Things may be getting a tad better for Make in India even as capacity utilization of factories remain low, a survey by The Federation of Indian Chambers of Commerce and Industry (FICCI) has found.
In the December quarter of 2018/2019, there was encouraging news on the output as well as the order books part.
The industry body's quarterly survey assessed "the sentiments of manufacturers" across 11 manufacturing sectors -- automotive, capital goods, cement and ceramics, chemicals, fertilizers and pharmaceuticals, electronics and electricals, leather and footwear, metal and metal products, paper products, textiles, textile machinery and tyre. About 300 manufacturing units, of all sizes, are polled.
FICCI reported that the proportion of respondents reporting higher output growth during the October-December quarter of 2018/2019 was 54 per cent compared to 47 per cent in the year-ago period. About 43 per cent of the respondents in the December 2018 quarter expected higher orders as against 42 per cent in the year-ago.
Interestingly, overall capacity utilisation of the sector trended around 75 per cent - the industry body noted that utilization in India's manufacturing sector hasn't really changed in many quarters. This reflects a poor demand environment.

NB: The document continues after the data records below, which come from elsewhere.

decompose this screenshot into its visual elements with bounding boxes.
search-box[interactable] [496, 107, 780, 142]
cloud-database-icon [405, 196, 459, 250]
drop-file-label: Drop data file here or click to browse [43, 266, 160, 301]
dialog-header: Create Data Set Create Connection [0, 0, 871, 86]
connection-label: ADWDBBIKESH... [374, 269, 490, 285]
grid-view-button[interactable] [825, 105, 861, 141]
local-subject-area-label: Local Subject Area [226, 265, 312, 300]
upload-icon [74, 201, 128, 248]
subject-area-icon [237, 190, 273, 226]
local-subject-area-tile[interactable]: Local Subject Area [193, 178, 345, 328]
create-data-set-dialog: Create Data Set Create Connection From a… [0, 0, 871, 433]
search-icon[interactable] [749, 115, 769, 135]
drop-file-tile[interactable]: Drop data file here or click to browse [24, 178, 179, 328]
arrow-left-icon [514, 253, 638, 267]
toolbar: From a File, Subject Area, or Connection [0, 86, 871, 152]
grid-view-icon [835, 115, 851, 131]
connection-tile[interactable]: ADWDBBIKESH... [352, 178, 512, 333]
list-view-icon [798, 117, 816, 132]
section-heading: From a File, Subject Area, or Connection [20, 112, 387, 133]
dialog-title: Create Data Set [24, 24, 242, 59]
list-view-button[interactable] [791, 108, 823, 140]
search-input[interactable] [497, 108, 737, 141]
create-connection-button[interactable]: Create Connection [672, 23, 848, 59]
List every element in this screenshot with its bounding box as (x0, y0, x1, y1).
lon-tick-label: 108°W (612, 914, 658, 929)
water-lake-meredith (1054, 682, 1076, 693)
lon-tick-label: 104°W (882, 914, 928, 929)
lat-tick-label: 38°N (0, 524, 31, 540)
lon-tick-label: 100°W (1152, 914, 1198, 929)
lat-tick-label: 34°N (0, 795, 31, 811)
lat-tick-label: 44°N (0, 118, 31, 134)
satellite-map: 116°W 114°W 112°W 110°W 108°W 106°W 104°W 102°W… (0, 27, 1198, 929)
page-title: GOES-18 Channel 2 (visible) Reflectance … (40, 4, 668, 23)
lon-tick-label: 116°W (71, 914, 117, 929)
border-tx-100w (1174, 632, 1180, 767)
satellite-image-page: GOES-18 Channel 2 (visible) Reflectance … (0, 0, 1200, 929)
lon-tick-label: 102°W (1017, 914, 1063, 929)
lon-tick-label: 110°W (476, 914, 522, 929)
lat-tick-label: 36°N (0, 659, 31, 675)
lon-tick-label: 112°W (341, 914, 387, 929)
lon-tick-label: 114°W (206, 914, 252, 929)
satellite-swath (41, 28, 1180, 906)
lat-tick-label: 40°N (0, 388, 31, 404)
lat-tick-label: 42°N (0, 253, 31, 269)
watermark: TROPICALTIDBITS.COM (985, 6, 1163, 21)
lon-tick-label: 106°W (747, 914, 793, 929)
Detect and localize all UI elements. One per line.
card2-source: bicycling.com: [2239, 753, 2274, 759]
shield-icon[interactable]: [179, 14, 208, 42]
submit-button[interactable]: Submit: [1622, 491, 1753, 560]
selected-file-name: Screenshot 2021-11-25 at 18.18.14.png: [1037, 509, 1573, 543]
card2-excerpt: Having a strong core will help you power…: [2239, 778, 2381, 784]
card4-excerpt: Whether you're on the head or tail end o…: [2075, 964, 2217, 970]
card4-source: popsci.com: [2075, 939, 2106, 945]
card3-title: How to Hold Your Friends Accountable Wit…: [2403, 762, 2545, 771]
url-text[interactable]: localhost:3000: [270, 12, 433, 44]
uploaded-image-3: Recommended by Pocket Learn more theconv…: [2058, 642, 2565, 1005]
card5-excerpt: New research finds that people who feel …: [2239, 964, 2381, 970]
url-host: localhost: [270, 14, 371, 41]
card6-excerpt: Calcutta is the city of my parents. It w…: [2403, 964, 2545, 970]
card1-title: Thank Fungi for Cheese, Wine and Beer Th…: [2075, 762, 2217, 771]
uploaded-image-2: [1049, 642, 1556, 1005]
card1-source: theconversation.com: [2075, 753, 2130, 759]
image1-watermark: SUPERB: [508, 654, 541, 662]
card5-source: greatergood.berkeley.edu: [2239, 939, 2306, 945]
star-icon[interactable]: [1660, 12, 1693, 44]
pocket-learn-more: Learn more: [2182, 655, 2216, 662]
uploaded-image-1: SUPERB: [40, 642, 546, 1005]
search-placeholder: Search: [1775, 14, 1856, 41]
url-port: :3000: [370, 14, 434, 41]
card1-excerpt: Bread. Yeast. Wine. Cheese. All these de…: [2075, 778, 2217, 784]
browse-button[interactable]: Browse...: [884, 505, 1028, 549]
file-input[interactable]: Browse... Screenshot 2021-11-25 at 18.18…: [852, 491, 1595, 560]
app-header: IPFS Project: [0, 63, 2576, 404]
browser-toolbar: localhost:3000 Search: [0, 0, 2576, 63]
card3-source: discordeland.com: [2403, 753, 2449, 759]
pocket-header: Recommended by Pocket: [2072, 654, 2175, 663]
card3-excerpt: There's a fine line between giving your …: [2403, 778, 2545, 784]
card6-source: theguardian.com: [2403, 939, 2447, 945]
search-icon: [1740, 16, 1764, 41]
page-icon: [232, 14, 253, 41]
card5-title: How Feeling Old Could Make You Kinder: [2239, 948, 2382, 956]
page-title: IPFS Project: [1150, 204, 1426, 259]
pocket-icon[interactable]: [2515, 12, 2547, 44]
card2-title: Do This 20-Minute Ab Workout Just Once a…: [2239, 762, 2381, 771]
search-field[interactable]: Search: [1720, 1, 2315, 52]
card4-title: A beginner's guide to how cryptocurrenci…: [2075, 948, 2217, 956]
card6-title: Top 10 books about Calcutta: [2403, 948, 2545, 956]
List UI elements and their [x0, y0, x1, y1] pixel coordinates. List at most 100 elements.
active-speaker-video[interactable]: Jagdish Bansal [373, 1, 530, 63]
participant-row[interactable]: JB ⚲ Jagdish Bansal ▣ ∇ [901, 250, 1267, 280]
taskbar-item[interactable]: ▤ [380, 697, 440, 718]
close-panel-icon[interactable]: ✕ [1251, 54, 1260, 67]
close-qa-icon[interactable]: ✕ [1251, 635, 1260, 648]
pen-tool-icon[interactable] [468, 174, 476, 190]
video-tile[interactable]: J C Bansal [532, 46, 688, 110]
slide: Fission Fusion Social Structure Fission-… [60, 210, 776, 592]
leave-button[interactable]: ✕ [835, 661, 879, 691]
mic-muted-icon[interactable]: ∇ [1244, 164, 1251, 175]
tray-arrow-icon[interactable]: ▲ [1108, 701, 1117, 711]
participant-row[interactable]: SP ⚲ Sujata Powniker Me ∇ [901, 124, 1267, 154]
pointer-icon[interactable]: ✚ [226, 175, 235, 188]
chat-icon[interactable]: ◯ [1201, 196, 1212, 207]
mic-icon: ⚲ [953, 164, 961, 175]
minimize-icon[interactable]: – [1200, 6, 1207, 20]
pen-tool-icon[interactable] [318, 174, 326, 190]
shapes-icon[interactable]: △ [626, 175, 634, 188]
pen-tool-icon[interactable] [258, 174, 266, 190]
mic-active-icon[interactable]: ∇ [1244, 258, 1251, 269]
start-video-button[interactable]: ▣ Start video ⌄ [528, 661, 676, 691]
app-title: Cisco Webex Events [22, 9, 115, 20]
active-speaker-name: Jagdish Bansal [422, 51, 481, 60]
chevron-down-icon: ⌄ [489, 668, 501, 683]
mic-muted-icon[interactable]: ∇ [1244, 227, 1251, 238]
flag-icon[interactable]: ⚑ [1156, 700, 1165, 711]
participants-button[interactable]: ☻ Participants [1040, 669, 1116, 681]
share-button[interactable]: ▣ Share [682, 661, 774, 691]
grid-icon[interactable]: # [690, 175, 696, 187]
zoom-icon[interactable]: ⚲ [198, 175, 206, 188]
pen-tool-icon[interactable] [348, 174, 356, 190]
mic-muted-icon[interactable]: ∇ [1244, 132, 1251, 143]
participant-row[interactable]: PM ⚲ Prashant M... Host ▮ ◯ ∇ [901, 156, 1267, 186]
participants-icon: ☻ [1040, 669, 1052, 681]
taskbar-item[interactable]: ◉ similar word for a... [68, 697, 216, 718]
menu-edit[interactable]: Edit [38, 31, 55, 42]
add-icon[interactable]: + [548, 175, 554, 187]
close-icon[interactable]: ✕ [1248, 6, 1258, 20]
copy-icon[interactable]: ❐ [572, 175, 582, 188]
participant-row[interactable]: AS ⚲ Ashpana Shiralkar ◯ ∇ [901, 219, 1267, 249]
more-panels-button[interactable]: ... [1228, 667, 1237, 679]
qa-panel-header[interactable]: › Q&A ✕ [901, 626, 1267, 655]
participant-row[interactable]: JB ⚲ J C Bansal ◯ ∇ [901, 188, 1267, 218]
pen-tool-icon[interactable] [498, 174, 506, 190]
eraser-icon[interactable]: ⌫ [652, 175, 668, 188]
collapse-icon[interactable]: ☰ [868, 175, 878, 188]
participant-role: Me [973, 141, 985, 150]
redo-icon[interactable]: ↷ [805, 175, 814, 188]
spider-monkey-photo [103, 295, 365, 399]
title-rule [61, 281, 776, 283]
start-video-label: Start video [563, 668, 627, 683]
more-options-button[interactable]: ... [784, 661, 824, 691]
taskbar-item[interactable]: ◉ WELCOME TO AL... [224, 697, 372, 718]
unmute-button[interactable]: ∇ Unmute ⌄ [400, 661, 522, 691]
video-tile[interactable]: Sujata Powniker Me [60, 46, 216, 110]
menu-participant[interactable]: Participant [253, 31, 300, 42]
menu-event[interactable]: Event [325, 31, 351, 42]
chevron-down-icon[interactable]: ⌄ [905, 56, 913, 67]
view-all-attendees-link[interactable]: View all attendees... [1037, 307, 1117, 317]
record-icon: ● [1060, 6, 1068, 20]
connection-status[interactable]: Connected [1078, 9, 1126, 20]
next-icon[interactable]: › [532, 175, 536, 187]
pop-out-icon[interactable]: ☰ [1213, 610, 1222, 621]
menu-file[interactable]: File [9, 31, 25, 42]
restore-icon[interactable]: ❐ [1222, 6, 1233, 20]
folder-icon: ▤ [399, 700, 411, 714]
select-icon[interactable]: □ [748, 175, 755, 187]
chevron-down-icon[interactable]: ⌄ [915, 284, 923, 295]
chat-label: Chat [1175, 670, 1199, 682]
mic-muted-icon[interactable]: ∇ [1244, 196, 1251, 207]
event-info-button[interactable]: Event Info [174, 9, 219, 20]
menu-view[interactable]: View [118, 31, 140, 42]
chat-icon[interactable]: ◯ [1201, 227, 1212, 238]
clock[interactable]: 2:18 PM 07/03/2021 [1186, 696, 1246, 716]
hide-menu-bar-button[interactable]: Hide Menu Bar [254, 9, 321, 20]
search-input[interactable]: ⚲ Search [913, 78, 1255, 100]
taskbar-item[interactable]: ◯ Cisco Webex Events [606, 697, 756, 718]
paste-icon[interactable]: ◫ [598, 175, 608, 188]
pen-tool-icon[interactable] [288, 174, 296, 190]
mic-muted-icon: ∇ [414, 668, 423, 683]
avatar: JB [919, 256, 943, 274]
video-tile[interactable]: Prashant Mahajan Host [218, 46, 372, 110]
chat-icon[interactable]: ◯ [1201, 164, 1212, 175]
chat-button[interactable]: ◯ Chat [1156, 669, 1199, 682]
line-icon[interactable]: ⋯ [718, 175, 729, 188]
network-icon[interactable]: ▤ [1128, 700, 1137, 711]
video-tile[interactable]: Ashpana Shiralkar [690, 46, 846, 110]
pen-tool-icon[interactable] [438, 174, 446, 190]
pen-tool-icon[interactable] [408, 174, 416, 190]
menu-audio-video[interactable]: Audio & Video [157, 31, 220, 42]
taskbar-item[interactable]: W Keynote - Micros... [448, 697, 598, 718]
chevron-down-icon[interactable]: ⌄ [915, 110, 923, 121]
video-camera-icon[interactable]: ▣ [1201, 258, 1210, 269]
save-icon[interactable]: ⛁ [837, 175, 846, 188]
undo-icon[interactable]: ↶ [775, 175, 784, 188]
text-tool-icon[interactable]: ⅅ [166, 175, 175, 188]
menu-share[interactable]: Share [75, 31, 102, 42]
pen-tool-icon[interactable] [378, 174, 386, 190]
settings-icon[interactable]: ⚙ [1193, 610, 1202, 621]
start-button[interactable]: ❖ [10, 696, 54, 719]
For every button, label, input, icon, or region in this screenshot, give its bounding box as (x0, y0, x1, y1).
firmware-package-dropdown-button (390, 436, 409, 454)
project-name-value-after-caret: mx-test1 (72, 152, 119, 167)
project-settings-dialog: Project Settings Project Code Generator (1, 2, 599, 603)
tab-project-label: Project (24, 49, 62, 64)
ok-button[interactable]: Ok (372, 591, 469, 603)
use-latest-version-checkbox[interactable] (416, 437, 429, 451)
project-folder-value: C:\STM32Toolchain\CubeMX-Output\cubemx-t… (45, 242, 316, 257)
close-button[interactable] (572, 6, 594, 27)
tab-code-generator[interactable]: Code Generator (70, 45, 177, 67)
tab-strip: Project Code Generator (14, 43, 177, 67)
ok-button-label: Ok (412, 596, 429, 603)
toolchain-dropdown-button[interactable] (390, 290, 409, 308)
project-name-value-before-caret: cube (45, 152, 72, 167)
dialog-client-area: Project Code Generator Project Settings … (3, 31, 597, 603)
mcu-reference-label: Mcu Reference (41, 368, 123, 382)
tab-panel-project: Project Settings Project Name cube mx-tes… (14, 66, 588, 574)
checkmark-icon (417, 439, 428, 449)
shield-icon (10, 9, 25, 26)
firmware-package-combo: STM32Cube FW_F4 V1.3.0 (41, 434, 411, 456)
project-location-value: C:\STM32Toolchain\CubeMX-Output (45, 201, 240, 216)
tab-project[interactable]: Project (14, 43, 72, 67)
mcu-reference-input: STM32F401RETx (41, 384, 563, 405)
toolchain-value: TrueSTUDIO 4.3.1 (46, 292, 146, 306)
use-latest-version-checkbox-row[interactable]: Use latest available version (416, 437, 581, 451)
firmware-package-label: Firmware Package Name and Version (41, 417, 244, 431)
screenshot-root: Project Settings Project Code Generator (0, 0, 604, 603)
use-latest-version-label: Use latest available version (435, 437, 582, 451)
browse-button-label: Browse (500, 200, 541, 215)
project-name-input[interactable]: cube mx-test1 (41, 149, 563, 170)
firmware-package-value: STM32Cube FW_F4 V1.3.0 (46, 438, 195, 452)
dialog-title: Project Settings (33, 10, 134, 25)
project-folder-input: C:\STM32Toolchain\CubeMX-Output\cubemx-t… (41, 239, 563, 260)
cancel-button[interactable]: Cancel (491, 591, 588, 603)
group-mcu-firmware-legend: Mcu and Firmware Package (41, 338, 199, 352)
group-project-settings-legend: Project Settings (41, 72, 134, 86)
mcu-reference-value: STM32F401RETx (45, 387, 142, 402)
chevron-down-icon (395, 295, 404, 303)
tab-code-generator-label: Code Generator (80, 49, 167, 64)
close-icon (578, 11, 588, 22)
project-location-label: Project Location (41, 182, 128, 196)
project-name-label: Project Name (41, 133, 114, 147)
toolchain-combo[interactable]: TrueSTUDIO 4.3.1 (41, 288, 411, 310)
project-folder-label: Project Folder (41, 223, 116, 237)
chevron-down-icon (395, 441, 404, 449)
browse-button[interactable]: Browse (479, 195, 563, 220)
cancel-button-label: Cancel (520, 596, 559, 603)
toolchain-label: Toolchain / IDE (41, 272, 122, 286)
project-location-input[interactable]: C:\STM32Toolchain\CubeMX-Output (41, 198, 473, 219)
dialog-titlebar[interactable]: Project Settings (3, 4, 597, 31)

"The future investment outlook, though moderate, is slightly better than what was perceived in Q-3 of 2017/2018. 47 per cent respondents reported plans for capacity additions for the next six months (46 per cent in Q-3 of 2017/2018)," the survey noted. "High raw material prices, high cost of finance, uncertainty of demand, shortage of skilled labor, high imports, requirement of technology upgradation, excess capacities, delay in disbursements of state and central subsidies are some of the major constraints which are affecting expansion plans of the respondents," it added.
The body said that in sectors such as automotive, capital goods, leather, and footwear and textiles machinery, the average capacity utilisation has either increased or remained the same in the December quarter when compared to the September quarter of 2018. In sectors such as Chemicals, Fertilisers and Pharmaceuticals, Cement and Ceramics, Electronics & Electricals, Metals & Metal Products, Paper Products and Textiles the capacity utilization has fallen.
In line with higher production and order books, manufacturers were slightly more positive on the employment outlook. The survey stated that while in the December quarter of 2017/2018, about 70 per cent respondents mentioned that they were not likely to hire additional workforce, this percentage has slid to 65 per cent in December 2018/2019.